Он отослал свидетеля в лагерь и отдал приказ о розыске «ситроена», который мог находиться в указанное время между Хагехольмом и западным участком трассы Е-14. Помимо этого он сообщил в Агентство новостей, что они ищут «ситроен» в связи с убийством сомалийца.
Потом в его кабинете появилась женщина из Румынии. Пока он допрашивал ее, она кормила грудью младенца. Переводчик скверно говорил по-шведски, но Курту показалось, он понял ее рассказ.
Она шла по той же самой дороге и, возвращаясь в лагерь, встретила сомалийца.
— Сколько времени прошло? — спросил Валландер. — Сколько времени прошло с того момента, как вы встретились, до того, как раздались выстрелы?
— Может, три минуты.
— Видели ли вы кого-то еще?
Она кивнула, и Курт впился в нее взглядом.
— Где? — спросил он. — Покажите на карте.
Она отдала младенца переводчику и погрузилась в изучение карты.
— Тут. — Она ткнула карандашом.
Совсем рядом с местом убийства.
— Расскажите, — попросил он. — Подумайте хорошенько. Нам некуда торопиться.
Переводчик перевел женщине слова Валландера, и она задумалась.
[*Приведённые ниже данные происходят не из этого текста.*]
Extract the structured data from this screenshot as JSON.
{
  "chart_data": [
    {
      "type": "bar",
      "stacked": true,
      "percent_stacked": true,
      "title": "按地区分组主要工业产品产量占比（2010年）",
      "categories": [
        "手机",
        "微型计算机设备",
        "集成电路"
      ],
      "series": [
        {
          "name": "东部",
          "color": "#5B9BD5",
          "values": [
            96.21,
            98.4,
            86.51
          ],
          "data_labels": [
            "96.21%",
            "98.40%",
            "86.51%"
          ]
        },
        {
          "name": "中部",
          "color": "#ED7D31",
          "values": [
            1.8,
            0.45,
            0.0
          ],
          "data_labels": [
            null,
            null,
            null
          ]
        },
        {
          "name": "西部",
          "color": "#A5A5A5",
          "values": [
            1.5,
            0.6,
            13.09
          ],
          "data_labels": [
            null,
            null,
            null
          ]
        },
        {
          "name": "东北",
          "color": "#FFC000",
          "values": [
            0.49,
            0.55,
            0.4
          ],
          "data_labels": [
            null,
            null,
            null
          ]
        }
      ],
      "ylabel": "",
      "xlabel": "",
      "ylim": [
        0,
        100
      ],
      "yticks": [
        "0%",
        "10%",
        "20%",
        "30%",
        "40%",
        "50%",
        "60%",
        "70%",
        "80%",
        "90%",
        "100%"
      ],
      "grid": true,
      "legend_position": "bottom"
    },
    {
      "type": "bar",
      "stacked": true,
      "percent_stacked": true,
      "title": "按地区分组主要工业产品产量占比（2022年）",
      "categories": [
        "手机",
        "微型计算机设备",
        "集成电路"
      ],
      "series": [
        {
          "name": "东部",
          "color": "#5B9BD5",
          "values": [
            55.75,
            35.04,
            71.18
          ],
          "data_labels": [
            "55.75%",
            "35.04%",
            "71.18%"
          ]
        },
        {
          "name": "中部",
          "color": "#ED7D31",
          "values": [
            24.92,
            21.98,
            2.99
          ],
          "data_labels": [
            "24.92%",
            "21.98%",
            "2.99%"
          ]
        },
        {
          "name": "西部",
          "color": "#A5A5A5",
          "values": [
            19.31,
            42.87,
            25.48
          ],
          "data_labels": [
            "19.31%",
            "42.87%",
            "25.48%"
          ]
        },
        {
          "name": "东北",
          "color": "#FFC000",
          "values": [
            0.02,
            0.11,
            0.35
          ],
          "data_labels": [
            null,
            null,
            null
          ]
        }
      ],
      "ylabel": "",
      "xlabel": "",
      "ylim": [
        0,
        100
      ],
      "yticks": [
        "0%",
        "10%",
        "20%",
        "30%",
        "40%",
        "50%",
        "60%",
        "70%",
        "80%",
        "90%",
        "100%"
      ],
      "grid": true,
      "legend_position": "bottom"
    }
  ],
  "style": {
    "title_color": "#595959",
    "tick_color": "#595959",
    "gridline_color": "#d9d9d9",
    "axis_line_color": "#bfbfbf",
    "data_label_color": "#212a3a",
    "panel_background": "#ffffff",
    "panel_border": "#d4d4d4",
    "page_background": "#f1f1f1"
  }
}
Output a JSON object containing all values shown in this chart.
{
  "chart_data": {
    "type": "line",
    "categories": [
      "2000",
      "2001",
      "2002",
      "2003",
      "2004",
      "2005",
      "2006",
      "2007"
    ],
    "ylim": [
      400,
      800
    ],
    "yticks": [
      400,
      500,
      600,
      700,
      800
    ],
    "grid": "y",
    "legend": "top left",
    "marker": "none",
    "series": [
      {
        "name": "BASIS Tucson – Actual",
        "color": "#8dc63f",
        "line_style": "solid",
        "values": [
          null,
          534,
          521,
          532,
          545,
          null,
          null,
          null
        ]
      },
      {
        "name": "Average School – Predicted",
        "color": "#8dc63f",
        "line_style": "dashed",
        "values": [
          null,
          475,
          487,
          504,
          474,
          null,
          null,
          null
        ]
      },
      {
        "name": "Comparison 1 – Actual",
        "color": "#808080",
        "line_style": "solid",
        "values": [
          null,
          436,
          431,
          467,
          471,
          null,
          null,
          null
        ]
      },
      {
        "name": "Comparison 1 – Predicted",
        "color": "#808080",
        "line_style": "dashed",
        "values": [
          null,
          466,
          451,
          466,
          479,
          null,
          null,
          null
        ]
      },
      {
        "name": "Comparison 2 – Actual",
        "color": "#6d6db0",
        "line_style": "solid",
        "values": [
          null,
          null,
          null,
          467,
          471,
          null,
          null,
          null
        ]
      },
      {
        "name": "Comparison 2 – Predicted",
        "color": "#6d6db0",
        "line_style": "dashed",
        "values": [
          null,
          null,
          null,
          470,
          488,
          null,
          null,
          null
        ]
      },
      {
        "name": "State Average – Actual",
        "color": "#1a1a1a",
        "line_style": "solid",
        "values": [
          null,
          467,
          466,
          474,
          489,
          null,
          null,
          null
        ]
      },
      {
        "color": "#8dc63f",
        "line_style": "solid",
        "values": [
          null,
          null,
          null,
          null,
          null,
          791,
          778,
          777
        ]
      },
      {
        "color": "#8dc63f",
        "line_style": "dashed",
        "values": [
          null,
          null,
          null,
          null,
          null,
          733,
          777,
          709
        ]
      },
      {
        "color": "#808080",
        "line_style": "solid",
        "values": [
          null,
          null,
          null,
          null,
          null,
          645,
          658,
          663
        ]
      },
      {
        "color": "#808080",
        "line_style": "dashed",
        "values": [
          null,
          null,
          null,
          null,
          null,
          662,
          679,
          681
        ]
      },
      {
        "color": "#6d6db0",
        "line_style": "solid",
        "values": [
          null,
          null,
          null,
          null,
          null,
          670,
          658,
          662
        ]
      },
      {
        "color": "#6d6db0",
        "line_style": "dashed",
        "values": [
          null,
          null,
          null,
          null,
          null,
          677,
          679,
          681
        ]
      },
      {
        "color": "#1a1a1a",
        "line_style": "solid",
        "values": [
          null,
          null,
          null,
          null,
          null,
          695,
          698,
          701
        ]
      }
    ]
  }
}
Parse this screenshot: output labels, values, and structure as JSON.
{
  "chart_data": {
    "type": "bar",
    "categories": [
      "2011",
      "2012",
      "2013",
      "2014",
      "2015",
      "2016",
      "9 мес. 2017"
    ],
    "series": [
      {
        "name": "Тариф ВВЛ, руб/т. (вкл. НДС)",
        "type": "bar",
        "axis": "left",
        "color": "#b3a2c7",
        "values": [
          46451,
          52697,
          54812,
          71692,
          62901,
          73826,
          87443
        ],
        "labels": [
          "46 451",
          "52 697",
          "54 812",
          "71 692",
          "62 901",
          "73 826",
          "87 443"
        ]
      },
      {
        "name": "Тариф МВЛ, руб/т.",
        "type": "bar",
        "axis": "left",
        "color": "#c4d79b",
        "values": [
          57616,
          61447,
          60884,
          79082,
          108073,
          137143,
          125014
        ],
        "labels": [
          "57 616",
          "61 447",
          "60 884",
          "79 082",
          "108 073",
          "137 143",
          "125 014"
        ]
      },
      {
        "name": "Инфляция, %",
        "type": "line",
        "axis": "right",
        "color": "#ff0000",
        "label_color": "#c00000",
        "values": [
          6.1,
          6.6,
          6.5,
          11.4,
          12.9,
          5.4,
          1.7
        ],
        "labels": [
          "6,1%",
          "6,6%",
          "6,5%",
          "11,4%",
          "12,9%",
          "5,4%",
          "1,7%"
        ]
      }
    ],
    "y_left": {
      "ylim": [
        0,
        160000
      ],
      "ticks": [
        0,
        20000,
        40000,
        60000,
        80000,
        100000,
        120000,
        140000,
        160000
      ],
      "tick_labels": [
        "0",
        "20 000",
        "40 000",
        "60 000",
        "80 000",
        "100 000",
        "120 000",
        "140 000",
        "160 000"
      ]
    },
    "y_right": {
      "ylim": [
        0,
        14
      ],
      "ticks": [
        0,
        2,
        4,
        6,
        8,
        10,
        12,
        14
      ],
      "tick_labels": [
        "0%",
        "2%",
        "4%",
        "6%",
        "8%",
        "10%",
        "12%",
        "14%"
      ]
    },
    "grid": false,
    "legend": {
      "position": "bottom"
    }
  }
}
— Он был в синем комбинезоне, — сказала она. — Стоял на пашне.
— Как он выглядел?
— Мало волос.
— Высокий?
— Обычный.
Валландер поднялся со стула.
— Как я?
— Выше.
— Старый?
— Не старый. Но и не молодой. Лет сорок пять, я думаю.
— Что он делал на пашне?
— Ел.
— Ел?
— Ел яблоко.
Курт Валландер подумал.
— Мужчина в синем комбинезоне стоит на пашне и ест яблоко. Я правильно понял?
— Да.
— Он был один?
— Я больше никого не видела. Но вряд ли он был один.